The exploitation of artificial life is hallowed ground in science fiction cinema. To tread there is to walk with Ridley Scott and Blade Runner, yet there walks Moon, unselfconsciously. Sam Bell could easily be an early model of the Scott’s replicants. Like their charismatic leader, Roy Batty, the younger Sam Bell clone certainly understands that he is being abused for economic expedience. Clones are cheap labor, unwittingly working for free. They have no lawful rights. They can’t complain about treatment. They are fictitious in every way, manufactured down to their memories.
But, both films examine the effects of self-awareness on a manufactured man once the cloud of inauthenticity is lifted. Sam Rockwell plays both Sam Bells as individual characters rapidly dealing with their new reality. The older Bell nurtures the newer, training him in ping pong and the building of the model contributed to by every Sam Bell, a replica of the hometown in their shared memory. He tries to be a calming influence with mixed results, initially. The younger Bell is angrier, caring little for the life lessons and wisdom the man he may become imparts.

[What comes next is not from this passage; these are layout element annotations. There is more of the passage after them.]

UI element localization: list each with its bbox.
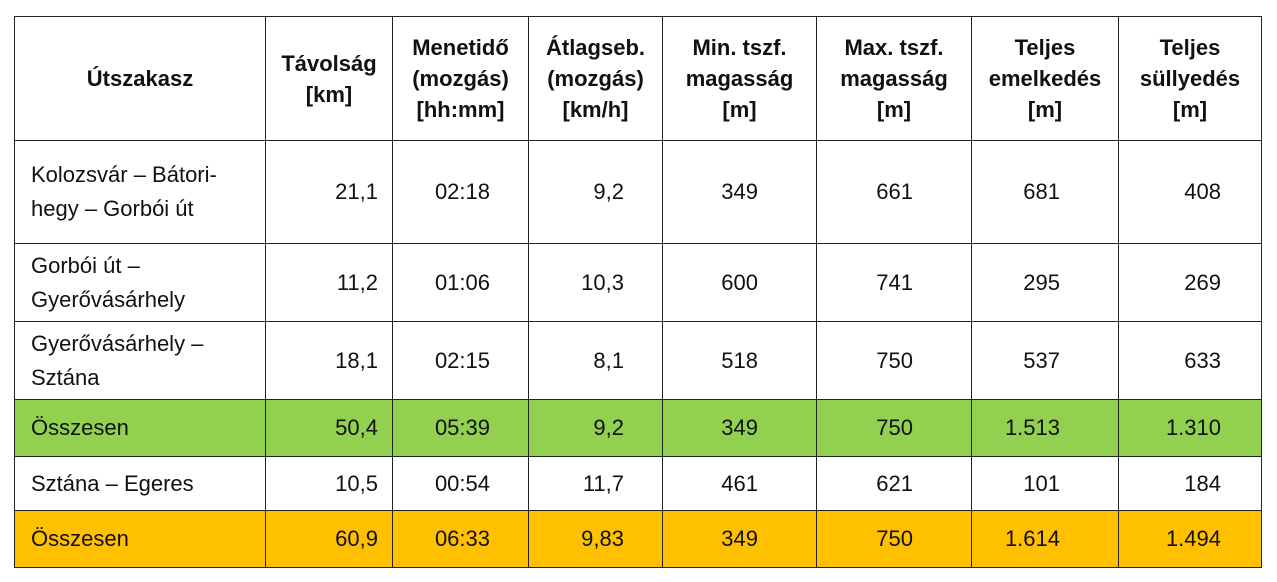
total-ascent-value: 1.513 <box>971 399 1119 457</box>
table-row: Sztána – Egeres 10,5 00:54 11,7 461 621 … <box>14 456 1262 511</box>
total-ascent-value: 681 <box>971 140 1119 244</box>
avg-speed-value: 8,1 <box>528 321 663 400</box>
section-name: Összesen <box>14 510 266 568</box>
max-altitude-value: 750 <box>816 399 972 457</box>
table-row: Kolozsvár – Bátori-hegy – Gorbói út 21,1… <box>14 140 1262 244</box>
table-row: Gyerővásárhely – Sztána 18,1 02:15 8,1 5… <box>14 321 1262 400</box>
subtotal-row: Összesen 50,4 05:39 9,2 349 750 1.513 1.… <box>14 399 1262 457</box>
total-descent-value: 1.310 <box>1118 399 1262 457</box>
total-descent-value: 184 <box>1118 456 1262 511</box>
header-row: Útszakasz Távolság [km] Menetidő (mozgás… <box>14 16 1262 141</box>
max-altitude-value: 750 <box>816 321 972 400</box>
section-name: Gorbói út – Gyerővásárhely <box>14 243 266 322</box>
moving-time-value: 02:18 <box>392 140 529 244</box>
min-altitude-value: 349 <box>662 510 817 568</box>
max-altitude-value: 661 <box>816 140 972 244</box>
min-altitude-value: 349 <box>662 399 817 457</box>
total-ascent-value: 1.614 <box>971 510 1119 568</box>
section-name: Kolozsvár – Bátori-hegy – Gorbói út <box>14 140 266 244</box>
total-row: Összesen 60,9 06:33 9,83 349 750 1.614 1… <box>14 510 1262 568</box>
moving-time-value: 00:54 <box>392 456 529 511</box>
distance-value: 10,5 <box>265 456 393 511</box>
distance-value: 18,1 <box>265 321 393 400</box>
distance-value: 21,1 <box>265 140 393 244</box>
avg-speed-value: 10,3 <box>528 243 663 322</box>
avg-speed-value: 9,2 <box>528 140 663 244</box>
total-descent-value: 633 <box>1118 321 1262 400</box>
total-ascent-value: 537 <box>971 321 1119 400</box>
moving-time-value: 06:33 <box>392 510 529 568</box>
distance-value: 11,2 <box>265 243 393 322</box>
header-moving-time: Menetidő (mozgás) [hh:mm] <box>392 16 529 141</box>
route-stats-table: Útszakasz Távolság [km] Menetidő (mozgás… <box>14 16 1262 568</box>
min-altitude-value: 461 <box>662 456 817 511</box>
min-altitude-value: 518 <box>662 321 817 400</box>
avg-speed-value: 9,83 <box>528 510 663 568</box>
moving-time-value: 05:39 <box>392 399 529 457</box>
section-name: Gyerővásárhely – Sztána <box>14 321 266 400</box>
table-row: Gorbói út – Gyerővásárhely 11,2 01:06 10… <box>14 243 1262 322</box>
min-altitude-value: 349 <box>662 140 817 244</box>
avg-speed-value: 9,2 <box>528 399 663 457</box>
header-distance: Távolság [km] <box>265 16 393 141</box>
total-descent-value: 1.494 <box>1118 510 1262 568</box>
total-ascent-value: 101 <box>971 456 1119 511</box>
min-altitude-value: 600 <box>662 243 817 322</box>
header-total-descent: Teljes süllyedés [m] <box>1118 16 1262 141</box>
header-section: Útszakasz <box>14 16 266 141</box>
max-altitude-value: 621 <box>816 456 972 511</box>
distance-value: 50,4 <box>265 399 393 457</box>
max-altitude-value: 750 <box>816 510 972 568</box>
total-descent-value: 269 <box>1118 243 1262 322</box>
header-min-altitude: Min. tszf. magasság [m] <box>662 16 817 141</box>
total-descent-value: 408 <box>1118 140 1262 244</box>
total-ascent-value: 295 <box>971 243 1119 322</box>
section-name: Sztána – Egeres <box>14 456 266 511</box>
section-name: Összesen <box>14 399 266 457</box>
header-total-ascent: Teljes emelkedés [m] <box>971 16 1119 141</box>
header-avg-speed: Átlagseb. (mozgás) [km/h] <box>528 16 663 141</box>
moving-time-value: 02:15 <box>392 321 529 400</box>
moving-time-value: 01:06 <box>392 243 529 322</box>
header-max-altitude: Max. tszf. magasság [m] <box>816 16 972 141</box>
max-altitude-value: 741 <box>816 243 972 322</box>
avg-speed-value: 11,7 <box>528 456 663 511</box>
distance-value: 60,9 <box>265 510 393 568</box>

He tears the station apart, looking for the evidence that will confirm everything. Denial persists, but only briefly. They cannot contest the fact of each other’s existence and the exact memories they share of life on earth prior to their fictitious arrival on the base. The younger Sam wants to escape, but he quickly matures as the older model, burdened by the hopelessness of the love he worked so hard to maintain, slowly expires.

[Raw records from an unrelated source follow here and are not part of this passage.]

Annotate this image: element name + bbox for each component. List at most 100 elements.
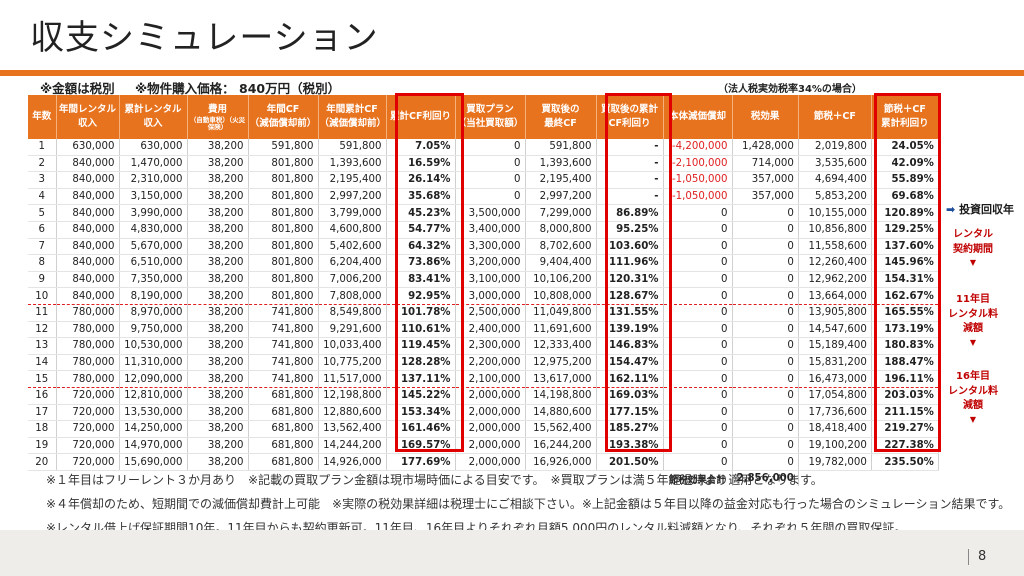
- table-row: 13 780,000 10,530,000 38,200 741,800 10,033,4…: [28, 337, 939, 355]
- table-cell: 0: [663, 420, 733, 438]
- table-cell: 8,000,800: [525, 221, 597, 239]
- table-cell: -: [596, 155, 664, 173]
- table-cell: 1,393,600: [525, 155, 597, 173]
- table-cell: 10,155,000: [798, 204, 872, 222]
- table-cell: 840,000: [56, 171, 120, 189]
- note-line-2: ※４年償却のため、短期間での減価償却費計上可能 ※実際の税効果詳細は税理士にご相…: [46, 497, 1011, 511]
- table-cell: 83.41%: [386, 271, 456, 289]
- table-cell: 38,200: [187, 437, 249, 455]
- table-cell: 681,800: [248, 453, 319, 471]
- table-cell: 24.05%: [871, 139, 939, 156]
- table-cell: 5,402,600: [318, 238, 387, 256]
- table-cell: 0: [732, 221, 799, 239]
- table-header: 年数 年間レンタル 収入 累計レンタル 収入 費用 （自動車税）（火災保険） 年間CF （減価償…: [28, 95, 939, 139]
- table-cell: 2,100,000: [455, 370, 526, 388]
- column-header-sublabel: 収入: [143, 118, 163, 129]
- table-cell: 0: [663, 453, 733, 471]
- table-cell: -: [596, 188, 664, 206]
- table-cell: -4,200,000: [663, 139, 733, 156]
- column-header: 費用 （自動車税）（火災保険）: [187, 95, 249, 139]
- table-cell: 12,198,800: [318, 387, 387, 405]
- table-cell: 154.47%: [596, 354, 664, 372]
- table-cell: 161.46%: [386, 420, 456, 438]
- table-cell: 9,404,400: [525, 254, 597, 272]
- year16-line2: レンタル料: [948, 385, 998, 397]
- table-cell: 0: [663, 370, 733, 388]
- table-cell: 7.05%: [386, 139, 456, 156]
- table-cell: 95.25%: [596, 221, 664, 239]
- table-cell: 3,300,000: [455, 238, 526, 256]
- table-cell: 128.67%: [596, 287, 664, 305]
- table-cell: 2: [28, 155, 57, 173]
- column-header-label: 買取後の累計: [600, 103, 658, 115]
- table-cell: 2,195,400: [318, 171, 387, 189]
- title-underline: [0, 70, 1024, 76]
- table-cell: 9: [28, 271, 57, 289]
- table-cell: 201.50%: [596, 453, 664, 471]
- table-cell: 714,000: [732, 155, 799, 173]
- table-cell: 720,000: [56, 404, 120, 422]
- table-row: 3 840,000 2,310,000 38,200 801,800 2,195,400 2…: [28, 171, 939, 189]
- table-row: 4 840,000 3,150,000 38,200 801,800 2,997,200 3…: [28, 188, 939, 206]
- table-cell: 0: [663, 304, 733, 322]
- table-cell: 86.89%: [596, 204, 664, 222]
- table-cell: 801,800: [248, 155, 319, 173]
- table-cell: 9,750,000: [119, 321, 188, 339]
- table-cell: 128.28%: [386, 354, 456, 372]
- table-cell: 38,200: [187, 387, 249, 405]
- table-cell: 357,000: [732, 188, 799, 206]
- column-header: 買取プラン （当社買取額）: [455, 95, 526, 139]
- year11-reduction-label: 11年目 レンタル料 減額 ▼: [940, 293, 1006, 348]
- table-cell: 591,800: [318, 139, 387, 156]
- table-cell: 0: [732, 287, 799, 305]
- table-cell: 69.68%: [871, 188, 939, 206]
- tax-cf-yield-highlight: [874, 93, 941, 452]
- table-cell: 64.32%: [386, 238, 456, 256]
- table-row: 2 840,000 1,470,000 38,200 801,800 1,393,600 1…: [28, 155, 939, 173]
- table-cell: 0: [732, 387, 799, 405]
- table-cell: 18: [28, 420, 57, 438]
- table-cell: 38,200: [187, 420, 249, 438]
- year11-line2: レンタル料: [948, 308, 998, 320]
- table-cell: 8,190,000: [119, 287, 188, 305]
- table-row: 20 720,000 15,690,000 38,200 681,800 14,926,0…: [28, 453, 939, 471]
- table-cell: 162.67%: [871, 287, 939, 305]
- table-row: 18 720,000 14,250,000 38,200 681,800 13,562,4…: [28, 420, 939, 438]
- table-cell: 630,000: [56, 139, 120, 156]
- column-header-label: 節税＋CF: [883, 103, 926, 115]
- table-cell: 0: [732, 370, 799, 388]
- table-cell: 681,800: [248, 420, 319, 438]
- table-row: 6 840,000 4,830,000 38,200 801,800 4,600,800 5…: [28, 221, 939, 239]
- table-cell: 780,000: [56, 321, 120, 339]
- table-cell: 720,000: [56, 453, 120, 471]
- table-cell: 7,299,000: [525, 204, 597, 222]
- table-cell: 15,690,000: [119, 453, 188, 471]
- table-cell: 13: [28, 337, 57, 355]
- table-cell: 801,800: [248, 221, 319, 239]
- table-cell: 101.78%: [386, 304, 456, 322]
- column-header: 節税＋CF: [798, 95, 872, 139]
- table-cell: 0: [732, 254, 799, 272]
- table-cell: 219.27%: [871, 420, 939, 438]
- table-cell: 110.61%: [386, 321, 456, 339]
- table-cell: 0: [732, 304, 799, 322]
- table-cell: 38,200: [187, 337, 249, 355]
- table-cell: 10,106,200: [525, 271, 597, 289]
- table-cell: 12,333,400: [525, 337, 597, 355]
- table-cell: 357,000: [732, 171, 799, 189]
- year11-line3: 減額: [963, 323, 983, 334]
- table-cell: 681,800: [248, 387, 319, 405]
- column-header-sublabel: CF利回り: [608, 118, 651, 129]
- table-cell: 0: [732, 321, 799, 339]
- table-cell: 16,926,000: [525, 453, 597, 471]
- table-cell: 12,975,200: [525, 354, 597, 372]
- table-cell: 15,562,400: [525, 420, 597, 438]
- table-cell: 10,808,000: [525, 287, 597, 305]
- table-cell: 103.60%: [596, 238, 664, 256]
- table-cell: 591,800: [525, 139, 597, 156]
- table-cell: 11: [28, 304, 57, 322]
- table-cell: 840,000: [56, 221, 120, 239]
- table-cell: 840,000: [56, 254, 120, 272]
- table-cell: 0: [663, 387, 733, 405]
- table-cell: 0: [732, 404, 799, 422]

Strangely enough, there is a sense in the film that earth has not turned into a dystopia. Few glimpses of life there are offered, but little has changed from what we see. The film opens with a commercial for Lunar Industries that explains how clean energy has bettered the world. It is no different than a present day commercial for the energy industry. Healthy, attractive adults and children frolic in clean, green meadows. There is a sense that the entire population has become First World. Later, when Sam makes his escape home, voiceovers from media outlets offer a flash forward to the months to come. He has blown the whistle on LI and clone labor. The voices express outrage at the practice as if it’s the 1990’s and a Nike sweatshop has just been discovered. Sam’s act of rebellion is valued. He is protected, in stark contrast to Blade Runner, where he would have been destroyed on sight.
Moon does well to maintain the pedigree of the films it emulates while advancing the cause of the science fiction art film. Essentially, it’s a one man show where Rockwell conveys two halves of his character brilliantly. It is a quiet rumination about loneliness, identity, love, and hope waiting to be discovered. It is a rare and precious element in a genre too often bloated by the like of Avatar.